I shrugged and took a deep breath. Not a ki breath—this was just your ordinary, everyday sigh.
“This is kind of a… I don’t know… a weird process. Psychotherapy, I mean. Me coming in here, baring my soul to you. I’m supposed to confess and confront my insecurities. Lay out my fears. I will never look less like a hero than I do in here with you. If it’s all right with you, I’d like to avoid looking like a pussy in front of my wife. Bobby agrees with me.”

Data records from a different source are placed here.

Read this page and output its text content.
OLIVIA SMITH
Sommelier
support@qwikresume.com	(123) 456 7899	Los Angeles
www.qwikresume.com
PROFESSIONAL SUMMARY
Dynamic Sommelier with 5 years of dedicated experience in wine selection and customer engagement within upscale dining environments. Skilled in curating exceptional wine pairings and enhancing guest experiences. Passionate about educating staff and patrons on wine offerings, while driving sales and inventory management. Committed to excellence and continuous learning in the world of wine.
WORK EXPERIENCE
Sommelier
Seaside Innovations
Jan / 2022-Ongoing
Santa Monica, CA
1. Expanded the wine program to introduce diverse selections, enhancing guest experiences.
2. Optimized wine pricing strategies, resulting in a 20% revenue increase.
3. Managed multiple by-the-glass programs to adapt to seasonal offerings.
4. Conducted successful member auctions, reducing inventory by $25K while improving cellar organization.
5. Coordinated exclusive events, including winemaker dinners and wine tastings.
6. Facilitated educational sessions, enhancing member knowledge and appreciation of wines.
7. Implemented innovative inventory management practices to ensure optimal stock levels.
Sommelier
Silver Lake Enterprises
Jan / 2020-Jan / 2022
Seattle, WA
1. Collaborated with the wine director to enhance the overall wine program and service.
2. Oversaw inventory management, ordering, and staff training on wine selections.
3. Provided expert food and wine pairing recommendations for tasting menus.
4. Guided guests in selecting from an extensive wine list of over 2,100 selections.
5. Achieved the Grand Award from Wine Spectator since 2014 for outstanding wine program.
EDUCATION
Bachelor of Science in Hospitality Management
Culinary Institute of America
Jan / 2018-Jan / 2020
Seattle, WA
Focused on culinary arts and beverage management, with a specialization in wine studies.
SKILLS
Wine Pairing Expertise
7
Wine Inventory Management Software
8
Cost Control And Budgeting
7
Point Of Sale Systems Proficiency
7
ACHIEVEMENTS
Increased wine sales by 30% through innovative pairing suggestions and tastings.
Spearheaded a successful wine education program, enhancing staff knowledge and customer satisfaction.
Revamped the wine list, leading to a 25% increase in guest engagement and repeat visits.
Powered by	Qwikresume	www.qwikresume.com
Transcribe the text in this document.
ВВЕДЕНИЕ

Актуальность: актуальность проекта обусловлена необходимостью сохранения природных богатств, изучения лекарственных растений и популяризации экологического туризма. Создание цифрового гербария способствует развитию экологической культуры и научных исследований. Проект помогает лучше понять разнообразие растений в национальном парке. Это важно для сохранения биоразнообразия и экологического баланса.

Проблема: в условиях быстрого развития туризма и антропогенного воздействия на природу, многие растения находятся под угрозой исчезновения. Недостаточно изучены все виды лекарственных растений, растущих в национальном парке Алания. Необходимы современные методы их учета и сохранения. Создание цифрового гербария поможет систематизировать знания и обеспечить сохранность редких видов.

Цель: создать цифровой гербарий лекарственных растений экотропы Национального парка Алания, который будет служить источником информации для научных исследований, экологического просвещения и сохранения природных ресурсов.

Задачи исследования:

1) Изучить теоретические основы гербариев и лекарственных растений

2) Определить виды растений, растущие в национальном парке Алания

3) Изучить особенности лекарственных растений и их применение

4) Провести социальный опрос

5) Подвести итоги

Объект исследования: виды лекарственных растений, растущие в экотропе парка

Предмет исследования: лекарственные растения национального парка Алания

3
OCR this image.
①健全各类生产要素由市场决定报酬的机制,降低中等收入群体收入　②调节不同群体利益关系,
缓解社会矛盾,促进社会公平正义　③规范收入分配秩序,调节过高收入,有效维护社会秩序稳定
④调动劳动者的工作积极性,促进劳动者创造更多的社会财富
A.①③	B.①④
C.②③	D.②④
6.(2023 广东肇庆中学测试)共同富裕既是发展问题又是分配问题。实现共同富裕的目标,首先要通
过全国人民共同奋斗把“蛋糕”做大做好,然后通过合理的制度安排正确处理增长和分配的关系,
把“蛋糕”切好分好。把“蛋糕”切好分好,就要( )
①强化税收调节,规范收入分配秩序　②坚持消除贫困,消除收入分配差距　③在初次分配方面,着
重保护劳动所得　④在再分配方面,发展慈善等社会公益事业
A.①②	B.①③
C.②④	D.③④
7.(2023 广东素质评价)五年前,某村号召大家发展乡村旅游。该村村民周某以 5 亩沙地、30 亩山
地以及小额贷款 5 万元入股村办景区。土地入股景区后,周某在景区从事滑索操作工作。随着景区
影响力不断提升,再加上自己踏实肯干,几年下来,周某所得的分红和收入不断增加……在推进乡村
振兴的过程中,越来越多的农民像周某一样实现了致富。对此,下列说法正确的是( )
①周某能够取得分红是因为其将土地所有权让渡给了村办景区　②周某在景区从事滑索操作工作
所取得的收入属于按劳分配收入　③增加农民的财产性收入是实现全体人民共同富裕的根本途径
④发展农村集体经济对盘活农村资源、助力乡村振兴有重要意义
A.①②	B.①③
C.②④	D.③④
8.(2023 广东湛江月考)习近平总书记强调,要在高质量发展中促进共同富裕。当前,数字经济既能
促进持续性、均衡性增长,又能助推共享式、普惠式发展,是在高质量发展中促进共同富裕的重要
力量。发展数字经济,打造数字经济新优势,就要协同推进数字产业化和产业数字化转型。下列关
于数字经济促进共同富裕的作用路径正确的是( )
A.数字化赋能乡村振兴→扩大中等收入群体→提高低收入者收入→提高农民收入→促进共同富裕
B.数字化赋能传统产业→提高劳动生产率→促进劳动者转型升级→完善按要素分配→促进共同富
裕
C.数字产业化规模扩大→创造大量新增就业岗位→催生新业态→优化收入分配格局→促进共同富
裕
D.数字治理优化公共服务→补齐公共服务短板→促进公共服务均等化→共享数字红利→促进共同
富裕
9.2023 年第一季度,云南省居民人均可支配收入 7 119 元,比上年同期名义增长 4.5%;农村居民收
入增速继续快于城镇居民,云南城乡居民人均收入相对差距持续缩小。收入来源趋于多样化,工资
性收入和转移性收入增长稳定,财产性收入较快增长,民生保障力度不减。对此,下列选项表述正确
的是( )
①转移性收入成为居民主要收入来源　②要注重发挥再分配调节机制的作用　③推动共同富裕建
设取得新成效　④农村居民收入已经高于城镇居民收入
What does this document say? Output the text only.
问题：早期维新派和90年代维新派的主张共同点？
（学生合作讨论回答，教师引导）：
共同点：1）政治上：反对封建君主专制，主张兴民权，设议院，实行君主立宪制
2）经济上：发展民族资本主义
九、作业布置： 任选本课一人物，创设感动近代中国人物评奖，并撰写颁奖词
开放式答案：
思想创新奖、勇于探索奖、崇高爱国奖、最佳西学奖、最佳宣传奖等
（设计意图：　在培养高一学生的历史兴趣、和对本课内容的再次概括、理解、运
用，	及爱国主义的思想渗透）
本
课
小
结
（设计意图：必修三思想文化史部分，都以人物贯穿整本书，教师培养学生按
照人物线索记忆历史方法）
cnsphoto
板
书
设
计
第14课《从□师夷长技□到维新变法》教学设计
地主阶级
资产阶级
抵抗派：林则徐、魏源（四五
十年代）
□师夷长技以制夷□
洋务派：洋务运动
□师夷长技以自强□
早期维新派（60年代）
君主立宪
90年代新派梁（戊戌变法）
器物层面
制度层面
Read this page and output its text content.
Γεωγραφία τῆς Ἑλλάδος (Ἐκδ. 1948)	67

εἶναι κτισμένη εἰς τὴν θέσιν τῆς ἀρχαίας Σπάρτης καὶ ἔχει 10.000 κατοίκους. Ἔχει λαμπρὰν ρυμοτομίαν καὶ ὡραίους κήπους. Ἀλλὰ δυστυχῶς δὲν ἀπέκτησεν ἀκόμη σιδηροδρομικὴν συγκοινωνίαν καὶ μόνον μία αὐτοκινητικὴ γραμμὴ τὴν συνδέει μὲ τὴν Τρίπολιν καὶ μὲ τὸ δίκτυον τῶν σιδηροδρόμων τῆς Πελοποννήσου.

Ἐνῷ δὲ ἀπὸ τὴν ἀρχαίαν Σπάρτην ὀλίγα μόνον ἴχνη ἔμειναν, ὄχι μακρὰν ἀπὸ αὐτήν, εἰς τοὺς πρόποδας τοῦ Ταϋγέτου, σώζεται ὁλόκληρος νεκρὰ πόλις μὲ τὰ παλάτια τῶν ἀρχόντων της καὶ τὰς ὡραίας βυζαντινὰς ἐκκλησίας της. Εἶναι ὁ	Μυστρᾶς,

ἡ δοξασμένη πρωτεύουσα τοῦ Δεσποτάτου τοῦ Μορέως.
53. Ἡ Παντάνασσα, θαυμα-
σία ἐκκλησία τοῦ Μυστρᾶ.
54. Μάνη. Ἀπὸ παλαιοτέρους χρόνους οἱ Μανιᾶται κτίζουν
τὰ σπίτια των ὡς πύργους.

That seemed to catch his attention. “You consulted with Bobby about this.”
“I did.” I gave a half-smile. Outside, the old woman had disappeared. All traces of human misery and tragic endings had vanished, leaving behind only the concrete bench and the full, green trees. “Women, he pointed out, want a strong man. Especially women who came within inches of getting raped and probably killed—they don’t want to see you in a shrink’s office, crying about your feelings. They may act all supportive, but what they really want is for you to handle it and go on.”
“This is Bobby’s opinion.”
“It’s mine, too. I’m going to tell you something else; Bobby thinks that what I need to do is go ahead and find this Bald Man who called into the radio show and get in his face. I tend to agree with him there, too, by the way.”